The Victorian Government has recently announced a range of initiatives aimed at making housing more affordable for first-home buyers. Stamp duty will undergo major reform, with two significant changes set to affect the off the plan industry.
Up until now, stamp duty savings have been a huge incentive for investors and owner-occupiers to buy property off the plan. However under the new changes, first-home buyers of any property under $600,000 will no longer face stamp duty charges.
Furthermore, the existing stamp duty savings for investors of off the plan will be abolished. Only buyers who intend to live in the property or are first-home buyers will benefit from the tax concession.
The move is a blow to the off the plan industry in Victoria, with many expecting it will negatively impact the market. Victoria is one of the only states in Australia that offered stamp duty savings on off the plan projects, which has made it a popular option amongst both local and international investors.
While the state government says the removal of the changes will level the playing field for first home buyers, the Urban Development Institute of Australia lobby group said it would reduce investment and the supply of new homes. They argue that without the tax break investors would look to other asset classes, reducing demand for new projects.
Accounting firm KPMG’s state taxes partner Michelle Bennett agreed, telling the AFR the move could have negative consequences for the property market. “There are risks in reducing off-the-plan concessions for investors, as it could put the brakes on new residential development,” Ms Bennett said.

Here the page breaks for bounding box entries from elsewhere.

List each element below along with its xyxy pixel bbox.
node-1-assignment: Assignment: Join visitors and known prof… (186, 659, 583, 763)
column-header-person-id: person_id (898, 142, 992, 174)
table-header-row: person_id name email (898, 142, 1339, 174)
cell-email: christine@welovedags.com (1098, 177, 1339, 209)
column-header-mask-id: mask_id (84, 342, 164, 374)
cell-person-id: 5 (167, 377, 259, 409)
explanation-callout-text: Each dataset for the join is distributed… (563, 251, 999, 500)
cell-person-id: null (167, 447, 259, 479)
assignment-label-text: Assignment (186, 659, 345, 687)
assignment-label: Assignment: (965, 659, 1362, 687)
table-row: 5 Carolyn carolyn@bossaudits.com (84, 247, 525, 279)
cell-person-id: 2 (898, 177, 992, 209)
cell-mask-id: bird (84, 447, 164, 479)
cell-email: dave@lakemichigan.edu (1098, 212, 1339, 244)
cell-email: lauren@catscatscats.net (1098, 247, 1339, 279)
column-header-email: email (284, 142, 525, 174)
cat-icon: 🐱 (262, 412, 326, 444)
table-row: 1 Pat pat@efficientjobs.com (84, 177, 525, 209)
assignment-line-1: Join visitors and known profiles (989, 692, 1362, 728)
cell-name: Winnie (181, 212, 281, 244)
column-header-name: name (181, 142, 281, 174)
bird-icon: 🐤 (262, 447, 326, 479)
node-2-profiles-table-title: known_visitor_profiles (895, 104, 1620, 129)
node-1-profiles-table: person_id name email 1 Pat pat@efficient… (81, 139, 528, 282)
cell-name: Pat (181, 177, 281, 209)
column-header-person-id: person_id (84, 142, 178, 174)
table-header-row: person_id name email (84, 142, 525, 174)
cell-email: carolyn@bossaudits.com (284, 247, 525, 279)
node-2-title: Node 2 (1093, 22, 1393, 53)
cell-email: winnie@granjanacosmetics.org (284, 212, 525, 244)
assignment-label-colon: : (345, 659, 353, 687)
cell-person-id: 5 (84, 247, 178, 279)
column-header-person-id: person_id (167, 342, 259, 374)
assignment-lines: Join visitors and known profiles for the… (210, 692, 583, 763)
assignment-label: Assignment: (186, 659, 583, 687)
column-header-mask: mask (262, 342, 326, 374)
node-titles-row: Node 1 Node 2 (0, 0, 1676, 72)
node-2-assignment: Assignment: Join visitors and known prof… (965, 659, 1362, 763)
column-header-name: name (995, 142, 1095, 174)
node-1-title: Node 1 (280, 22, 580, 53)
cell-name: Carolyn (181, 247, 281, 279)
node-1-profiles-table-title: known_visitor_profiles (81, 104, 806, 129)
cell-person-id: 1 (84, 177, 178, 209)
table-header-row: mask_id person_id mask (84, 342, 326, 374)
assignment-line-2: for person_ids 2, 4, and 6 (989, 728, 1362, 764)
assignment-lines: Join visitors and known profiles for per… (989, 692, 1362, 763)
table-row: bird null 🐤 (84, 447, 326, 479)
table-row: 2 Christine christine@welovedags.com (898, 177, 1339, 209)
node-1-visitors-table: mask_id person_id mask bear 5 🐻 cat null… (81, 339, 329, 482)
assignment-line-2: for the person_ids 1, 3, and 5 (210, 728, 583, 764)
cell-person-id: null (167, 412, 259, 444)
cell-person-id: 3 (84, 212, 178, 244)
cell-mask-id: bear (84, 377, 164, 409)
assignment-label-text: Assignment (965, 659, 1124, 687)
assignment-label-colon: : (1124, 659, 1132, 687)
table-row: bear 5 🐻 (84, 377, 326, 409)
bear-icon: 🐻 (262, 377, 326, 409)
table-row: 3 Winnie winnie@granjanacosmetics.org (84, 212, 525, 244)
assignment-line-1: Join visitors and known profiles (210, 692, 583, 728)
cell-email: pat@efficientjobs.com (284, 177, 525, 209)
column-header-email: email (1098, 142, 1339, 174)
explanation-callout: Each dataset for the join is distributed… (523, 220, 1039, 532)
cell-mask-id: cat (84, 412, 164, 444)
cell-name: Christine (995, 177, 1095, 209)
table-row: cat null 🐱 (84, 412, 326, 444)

The changes won’t be retroactive, only affecting buyers who sign a contract after the 1st of July 2017. Whilst the changes will certainly have an impact on the VIC market, it only puts it in line with other Australian states that do not offer stamp duty concessions for investors. Regardless, savvy agents would do well to get their clients into a contract before June 30 to ensure they can make the most of stamp duty savings while they last.